In August 2014, the Mississippi circuit court entered an agreed order to send newly discovered physical evidence to a DNA testing facility. Over the course of six years, that testing facility tested multiple pieces of physical evidence found at the crime scene, including a rape kit, fingernail scrapings, and the hairs that the FBI agent testedified about at trial. The testing facility said that the tests all produced inconclusive results, but that a different, more specialized facility may be able to get conclusive results from the evidence within three to four months.
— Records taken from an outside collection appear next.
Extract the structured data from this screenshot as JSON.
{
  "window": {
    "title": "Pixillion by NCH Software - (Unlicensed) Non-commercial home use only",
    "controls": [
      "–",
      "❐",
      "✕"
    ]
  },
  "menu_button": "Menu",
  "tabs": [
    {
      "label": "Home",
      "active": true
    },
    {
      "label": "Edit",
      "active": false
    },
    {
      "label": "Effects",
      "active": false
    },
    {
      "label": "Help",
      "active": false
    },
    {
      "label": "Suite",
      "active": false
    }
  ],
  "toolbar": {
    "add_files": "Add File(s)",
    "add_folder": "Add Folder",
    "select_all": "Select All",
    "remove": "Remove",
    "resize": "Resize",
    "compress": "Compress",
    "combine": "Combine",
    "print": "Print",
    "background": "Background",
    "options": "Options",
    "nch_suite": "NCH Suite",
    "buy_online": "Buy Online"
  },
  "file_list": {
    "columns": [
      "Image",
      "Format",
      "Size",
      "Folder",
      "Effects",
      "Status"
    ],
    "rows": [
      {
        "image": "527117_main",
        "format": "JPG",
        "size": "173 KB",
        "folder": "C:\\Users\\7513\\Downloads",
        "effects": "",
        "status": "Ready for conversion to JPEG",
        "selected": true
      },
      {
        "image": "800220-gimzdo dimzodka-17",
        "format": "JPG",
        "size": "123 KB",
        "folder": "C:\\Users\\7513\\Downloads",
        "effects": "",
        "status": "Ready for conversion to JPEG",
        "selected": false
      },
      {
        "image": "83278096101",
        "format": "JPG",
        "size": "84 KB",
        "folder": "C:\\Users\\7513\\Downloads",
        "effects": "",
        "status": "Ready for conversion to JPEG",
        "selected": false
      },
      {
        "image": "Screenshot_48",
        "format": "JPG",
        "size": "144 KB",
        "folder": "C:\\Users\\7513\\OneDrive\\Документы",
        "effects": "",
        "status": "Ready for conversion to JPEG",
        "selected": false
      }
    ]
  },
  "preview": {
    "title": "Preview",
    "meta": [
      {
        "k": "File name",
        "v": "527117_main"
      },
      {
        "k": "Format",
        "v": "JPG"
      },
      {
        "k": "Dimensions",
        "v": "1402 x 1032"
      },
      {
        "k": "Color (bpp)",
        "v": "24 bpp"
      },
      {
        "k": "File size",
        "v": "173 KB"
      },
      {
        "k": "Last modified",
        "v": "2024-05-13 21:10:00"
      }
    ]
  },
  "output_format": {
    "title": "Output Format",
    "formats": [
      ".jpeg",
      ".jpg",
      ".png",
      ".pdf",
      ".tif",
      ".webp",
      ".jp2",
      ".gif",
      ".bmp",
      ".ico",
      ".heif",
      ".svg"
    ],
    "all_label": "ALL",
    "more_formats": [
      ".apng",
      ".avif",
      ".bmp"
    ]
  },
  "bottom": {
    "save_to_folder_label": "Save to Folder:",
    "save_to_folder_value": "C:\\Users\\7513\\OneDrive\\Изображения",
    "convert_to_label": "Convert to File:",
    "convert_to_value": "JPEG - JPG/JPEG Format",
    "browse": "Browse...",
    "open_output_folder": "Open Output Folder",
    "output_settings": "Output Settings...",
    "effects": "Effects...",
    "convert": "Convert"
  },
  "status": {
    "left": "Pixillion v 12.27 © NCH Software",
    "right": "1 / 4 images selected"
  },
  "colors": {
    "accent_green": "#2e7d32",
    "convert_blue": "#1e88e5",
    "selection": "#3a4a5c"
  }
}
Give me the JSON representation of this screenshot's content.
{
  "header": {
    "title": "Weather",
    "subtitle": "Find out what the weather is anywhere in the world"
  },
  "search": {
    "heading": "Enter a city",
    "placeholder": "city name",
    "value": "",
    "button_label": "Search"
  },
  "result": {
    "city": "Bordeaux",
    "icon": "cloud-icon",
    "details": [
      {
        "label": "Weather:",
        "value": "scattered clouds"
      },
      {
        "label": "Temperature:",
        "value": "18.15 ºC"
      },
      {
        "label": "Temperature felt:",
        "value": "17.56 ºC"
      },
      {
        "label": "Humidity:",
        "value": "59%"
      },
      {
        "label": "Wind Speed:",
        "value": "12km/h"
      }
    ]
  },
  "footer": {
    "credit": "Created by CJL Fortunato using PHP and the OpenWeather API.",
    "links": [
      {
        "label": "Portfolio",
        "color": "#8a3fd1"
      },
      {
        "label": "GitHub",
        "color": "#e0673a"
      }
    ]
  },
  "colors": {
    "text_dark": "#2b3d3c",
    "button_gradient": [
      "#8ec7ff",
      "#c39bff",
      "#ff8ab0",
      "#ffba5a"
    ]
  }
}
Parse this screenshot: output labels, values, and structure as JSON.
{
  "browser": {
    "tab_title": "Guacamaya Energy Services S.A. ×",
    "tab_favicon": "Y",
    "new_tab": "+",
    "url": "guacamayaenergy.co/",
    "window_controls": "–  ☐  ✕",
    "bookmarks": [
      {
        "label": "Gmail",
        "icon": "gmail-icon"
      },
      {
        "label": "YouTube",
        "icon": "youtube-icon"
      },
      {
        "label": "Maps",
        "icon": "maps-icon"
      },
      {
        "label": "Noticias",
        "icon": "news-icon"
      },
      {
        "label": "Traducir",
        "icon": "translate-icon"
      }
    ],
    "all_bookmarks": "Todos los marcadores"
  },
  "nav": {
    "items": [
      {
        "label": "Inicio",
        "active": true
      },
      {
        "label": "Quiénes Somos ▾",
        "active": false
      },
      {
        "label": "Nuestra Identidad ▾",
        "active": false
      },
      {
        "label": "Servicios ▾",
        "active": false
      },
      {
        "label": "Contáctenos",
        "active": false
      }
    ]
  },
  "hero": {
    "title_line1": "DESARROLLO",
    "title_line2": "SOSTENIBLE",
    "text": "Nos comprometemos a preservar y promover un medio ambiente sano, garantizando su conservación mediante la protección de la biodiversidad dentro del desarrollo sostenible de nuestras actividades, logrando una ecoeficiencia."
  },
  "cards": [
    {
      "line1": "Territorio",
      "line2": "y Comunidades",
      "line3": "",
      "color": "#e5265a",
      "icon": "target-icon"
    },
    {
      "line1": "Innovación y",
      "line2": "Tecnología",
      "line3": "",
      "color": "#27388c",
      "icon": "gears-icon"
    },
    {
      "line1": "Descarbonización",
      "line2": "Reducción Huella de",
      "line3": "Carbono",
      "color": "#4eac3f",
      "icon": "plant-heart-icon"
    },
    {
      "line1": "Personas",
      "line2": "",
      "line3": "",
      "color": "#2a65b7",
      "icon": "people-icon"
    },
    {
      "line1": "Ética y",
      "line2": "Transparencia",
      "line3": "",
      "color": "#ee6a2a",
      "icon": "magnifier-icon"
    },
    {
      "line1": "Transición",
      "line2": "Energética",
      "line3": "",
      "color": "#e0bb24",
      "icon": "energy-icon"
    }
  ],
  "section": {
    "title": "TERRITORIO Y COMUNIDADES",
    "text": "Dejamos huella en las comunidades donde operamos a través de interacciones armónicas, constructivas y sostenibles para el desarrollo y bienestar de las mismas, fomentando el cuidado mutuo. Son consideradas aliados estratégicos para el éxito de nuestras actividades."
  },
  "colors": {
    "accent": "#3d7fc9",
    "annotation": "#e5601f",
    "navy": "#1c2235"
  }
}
The circuit court denied Manning’s motion to allow more time for testing and for the transfer of evidence to the new facility. On appeal, the Mississippi Supreme Court agreed with the circuit court that Manning had not shown that the new facility would be able to obtain conclusive results, and further, that if he did obtain conclusive results, that those results would serve to exonerate Manning. writing for the majority, Justice Robert Chamberlain said “If additional testing had been granted and another individual’s DNA profile was discovered from the crime scene evidence, no proof has been shown that it would change the outcome of Manning’s case.”

Manning’s attorney, Rob Mink said he is disappointed in the ruling, adding that he had hoped the results would exonerate Manning. Mink told the Associated Press that they are “considering right now what options [Manning] has for additional relief.”

In dissent, Justice Leslie Kingjoined by Justice Jim Kitchens, the importance of DNA evidence in death penalty cases is stressed. Justice King, who is the only black justice on the Mississippi Supreme Court, referenced multiple cases that showed that “DNA testing could potentially lead to the true perpetrator of the crime, even when strong circumstantial evidence and direct evidence were presented at trial.” Justice King also pointed out that the new facility claimed they could conduct the new testing within three or four months, which is “surely minimal considering that Manning has been decreeing to death” and “had spent almost twenty years in prison before this Court granted his motion to test the evidence.”

When Manning faced execution for this crime in 2013, Barry Check and Peter Neufeld of the New York-based Innocence Project strongly supported the testing. In an op-ed in the Clarion Ledger, they argued: “While people can differ on whether the death penalty is an appropriate form of punishment, nearly everyone would agree that it should be used only in those cases where we are certain of guilt. DNA testing could provide that certainty or prove, as Manning insists, that he is innocent.”